Material and methods
Between March 2015 and January 2018, a total of 44 patients were treated with umPCNL. The outcomes of these patients were compared with 75 patients who underwent RIRS for renal calculi during the same time period.
Results
Median stone size was 9 mm in the umPCNL group and 7 mm in the RIRS group. Stone-free rates after a single procedure were achieved in 85% of patients for the RIRS group and 98% for the umPCNL group. 16% of RIRS patients were left with a ureteric stent, whilst 7% of patients (n = 5) needed a second RIRS. One patient in the umPCNL group was left with a percutaneous nephrostomy; all other patients were left totally tubeless. The mean operative time was 66 minutes in the RIRS group and 55 minutes in the umPCNL group (p = 0.04). The minor complication rates for the RIRS and umPCNL groups were 17% and 15%, respectively.
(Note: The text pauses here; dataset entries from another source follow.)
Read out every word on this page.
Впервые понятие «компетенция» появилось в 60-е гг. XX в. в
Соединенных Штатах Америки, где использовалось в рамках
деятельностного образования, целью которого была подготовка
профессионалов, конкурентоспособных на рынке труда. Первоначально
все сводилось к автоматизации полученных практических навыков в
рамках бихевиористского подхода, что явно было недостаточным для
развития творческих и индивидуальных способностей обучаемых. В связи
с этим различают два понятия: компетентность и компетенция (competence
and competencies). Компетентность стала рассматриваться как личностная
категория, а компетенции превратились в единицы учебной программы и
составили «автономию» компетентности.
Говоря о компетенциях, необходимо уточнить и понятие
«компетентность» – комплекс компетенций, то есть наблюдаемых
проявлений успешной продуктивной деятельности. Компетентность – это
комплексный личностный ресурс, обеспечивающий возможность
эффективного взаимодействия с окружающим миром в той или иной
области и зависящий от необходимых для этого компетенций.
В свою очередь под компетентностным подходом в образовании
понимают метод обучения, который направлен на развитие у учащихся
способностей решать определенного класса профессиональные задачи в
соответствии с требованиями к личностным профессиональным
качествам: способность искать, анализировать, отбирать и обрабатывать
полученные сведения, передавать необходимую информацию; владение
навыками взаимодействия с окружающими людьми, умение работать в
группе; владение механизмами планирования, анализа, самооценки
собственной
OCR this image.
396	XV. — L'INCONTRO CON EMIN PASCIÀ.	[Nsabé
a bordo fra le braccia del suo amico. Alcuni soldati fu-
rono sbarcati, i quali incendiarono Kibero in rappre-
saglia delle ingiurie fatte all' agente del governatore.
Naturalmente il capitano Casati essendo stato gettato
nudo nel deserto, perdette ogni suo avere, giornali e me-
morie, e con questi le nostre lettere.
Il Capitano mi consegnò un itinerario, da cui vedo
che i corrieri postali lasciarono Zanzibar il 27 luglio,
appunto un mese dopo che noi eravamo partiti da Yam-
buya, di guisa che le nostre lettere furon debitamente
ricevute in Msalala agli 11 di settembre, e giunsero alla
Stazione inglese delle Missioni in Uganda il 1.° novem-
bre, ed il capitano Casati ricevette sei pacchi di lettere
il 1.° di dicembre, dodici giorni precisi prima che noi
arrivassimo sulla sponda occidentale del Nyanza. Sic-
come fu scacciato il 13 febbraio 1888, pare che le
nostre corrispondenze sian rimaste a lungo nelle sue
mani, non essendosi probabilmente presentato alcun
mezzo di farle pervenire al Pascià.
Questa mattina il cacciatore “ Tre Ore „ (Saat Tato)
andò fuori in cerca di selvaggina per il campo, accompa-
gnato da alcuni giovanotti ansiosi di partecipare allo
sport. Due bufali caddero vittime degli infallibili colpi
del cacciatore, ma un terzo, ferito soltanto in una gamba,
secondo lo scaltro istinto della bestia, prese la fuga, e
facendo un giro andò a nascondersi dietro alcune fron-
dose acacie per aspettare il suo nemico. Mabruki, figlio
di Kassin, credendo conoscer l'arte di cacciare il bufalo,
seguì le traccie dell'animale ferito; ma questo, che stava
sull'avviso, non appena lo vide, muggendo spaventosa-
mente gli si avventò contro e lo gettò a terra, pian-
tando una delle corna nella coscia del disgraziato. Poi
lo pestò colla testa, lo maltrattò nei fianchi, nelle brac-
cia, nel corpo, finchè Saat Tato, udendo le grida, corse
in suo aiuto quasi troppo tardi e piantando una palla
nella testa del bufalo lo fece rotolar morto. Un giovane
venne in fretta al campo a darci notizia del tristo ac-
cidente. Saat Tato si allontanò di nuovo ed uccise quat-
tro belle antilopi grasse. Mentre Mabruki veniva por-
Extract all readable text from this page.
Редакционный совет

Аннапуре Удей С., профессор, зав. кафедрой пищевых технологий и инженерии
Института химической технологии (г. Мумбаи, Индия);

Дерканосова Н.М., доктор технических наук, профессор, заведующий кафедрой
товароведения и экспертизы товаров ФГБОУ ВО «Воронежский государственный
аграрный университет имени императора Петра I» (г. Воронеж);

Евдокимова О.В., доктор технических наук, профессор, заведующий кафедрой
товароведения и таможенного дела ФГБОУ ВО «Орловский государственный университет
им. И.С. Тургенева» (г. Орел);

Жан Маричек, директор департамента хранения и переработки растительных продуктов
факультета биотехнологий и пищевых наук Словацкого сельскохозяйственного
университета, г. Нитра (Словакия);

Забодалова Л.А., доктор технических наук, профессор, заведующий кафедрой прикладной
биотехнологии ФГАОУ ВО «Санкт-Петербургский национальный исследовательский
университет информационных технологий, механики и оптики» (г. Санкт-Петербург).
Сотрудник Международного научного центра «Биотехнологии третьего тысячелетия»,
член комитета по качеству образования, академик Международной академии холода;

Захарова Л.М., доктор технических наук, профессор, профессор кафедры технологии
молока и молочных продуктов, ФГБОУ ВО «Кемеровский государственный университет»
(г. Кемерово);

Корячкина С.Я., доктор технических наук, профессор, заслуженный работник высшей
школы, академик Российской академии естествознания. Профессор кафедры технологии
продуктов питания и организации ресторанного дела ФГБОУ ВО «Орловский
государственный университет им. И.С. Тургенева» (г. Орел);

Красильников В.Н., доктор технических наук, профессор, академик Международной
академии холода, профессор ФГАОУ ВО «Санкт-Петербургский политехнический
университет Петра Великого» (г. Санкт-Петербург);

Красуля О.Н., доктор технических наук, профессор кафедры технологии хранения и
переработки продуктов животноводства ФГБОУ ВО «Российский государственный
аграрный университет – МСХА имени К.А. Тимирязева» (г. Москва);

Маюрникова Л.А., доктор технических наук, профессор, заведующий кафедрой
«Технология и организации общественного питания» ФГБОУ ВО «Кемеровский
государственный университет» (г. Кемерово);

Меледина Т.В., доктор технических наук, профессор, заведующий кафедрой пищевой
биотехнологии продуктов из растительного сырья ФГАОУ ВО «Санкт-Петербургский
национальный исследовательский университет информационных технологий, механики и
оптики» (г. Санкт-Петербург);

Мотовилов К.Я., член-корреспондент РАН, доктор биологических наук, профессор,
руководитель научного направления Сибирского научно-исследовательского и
One patient in the RIRS group required postoperative nephrostomy insertion; there were no major complications in the umPCNL group. The median length of stay was 0 days in the RIRS group and 1 day in the umPCNL group.
Conclusions
The overall study showed that umPCNL has low complication rates and good stone-free rates, with a lower requirement for ancilliary procedures. UmPCNL is an acceptable alternative in selected patients with small- to moderate-sized renal calculi.